I governi del mondo hanno promesso di proteggere il 30% delle terre e dei mari e di ripristinare il 30% degli ecosistemi degradati entro il 2030. Un obiettivo ambizioso che senza risorse finanziarie concrete rischia di restare uno slogan
di PAOLO MORI*
Sul sito Forest News Robert Nasi, direttore generale di Cifor-Icraf, un importante centro internazionale di ricerca forestale con sedi in Indonesia e Kenya, ha pubblicato un editoriale che merita attenzione. Parla di biodiversità, di soldi e, soprattutto, di scelte politiche. Secondo Nasi, “oggi oltre un milione di specie animali e vegetali rischiano di scomparire. Gli scienziati stimano che la rete di vita che sostiene il nostro pianeta si stia sgretolando da 100 a 1.000 volte più velocemente rispetto ai ritmi naturali”. Al di là della precisione dei numeri, che nel dibattito scientifico purtroppo possono essere talvolta “alzati” per scuotere la politica, il fenomeno è reale e preoccupante: stiamo perdendo biodiversità a una velocità mai vista.

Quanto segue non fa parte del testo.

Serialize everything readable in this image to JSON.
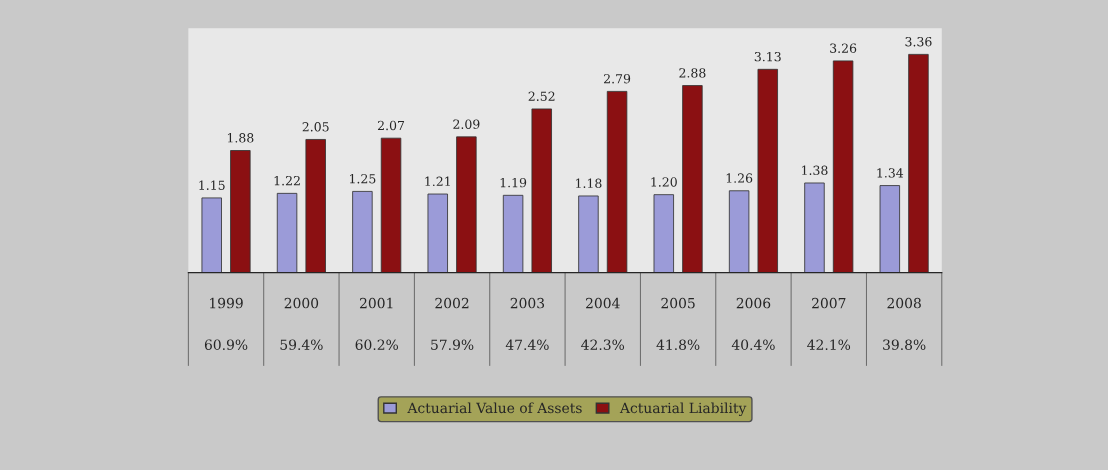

Gli esempi sono davanti agli occhi di tutti gli osservatori internazionali: dalle foreste amazzoniche al Bacino del Congo, fino alle giungle del Sud-est asiatico, interi ecosistemi vitali stanno scomparendo a causa di pratiche umane insostenibili. Eppure, almeno sulla carta, la comunità internazionale si è impegnata ad agire. Nel 2022, i governi del mondo hanno firmato il “Kunming–Montreal Global Biodiversity Framework”, promettendo di proteggere il 30% delle terre e dei mari e di ripristinare il 30% degli ecosistemi degradati entro il 2030. Un obiettivo ambizioso, ma senza risorse finanziarie concrete rischia di restare solo uno slogan. Oggi, infatti, il divario di finanziamento per conservare la biodiversità è stimato in 700 miliardi di dollari all’anno.
E qui arriva la parte più sorprendente dell’analisi di Nasi: “i soldi ci sono già, ma li stiamo usando nel modo sbagliato. Ogni anno, oltre 2.600 miliardi di dollari – una cifra pari all’incirca all’intero Pil dell’Italia – vengono spesi per sussidi e incentivi che sostengono attività dannose per la natura: agricoltura intensiva insostenibile, pesca distruttiva, combustibili fossili”.
Secondo Nasi, se anche solo una parte di queste risorse fosse riconvertita per proteggere le foreste, ripristinare i terreni degradati e sostenere pratiche agricole più rispettose dell’ambiente, potremmo mettere in campo il più grande piano di salvataggio della biodiversità mai realizzato. Non servono tecnologie futuristiche o miracoli: servono scelte politiche coraggiose, capaci di dirottare i fondi da ciò che danneggia a ciò che sostiene la vita.
Naturalmente, questa trasformazione non sarebbe indolore. Ho personalmente chiaro che riconvertire oltre 2.600 miliardi di dollari di sussidi significa toccare interessi enormi. Milioni di posti di lavoro dovrebbero essere riorganizzati; bisognerebbe garantire cibo, energia e trasporti a quasi 9 miliardi di persone in un sistema economico profondamente trasformato. Non si tratterebbe di un cambiamento né semplice, né rapido. Ma, come conclude Nasi, “il momento di agire è adesso”. La vera domanda non è se possiamo permetterci di farlo, ma se possiamo permetterci di non farlo.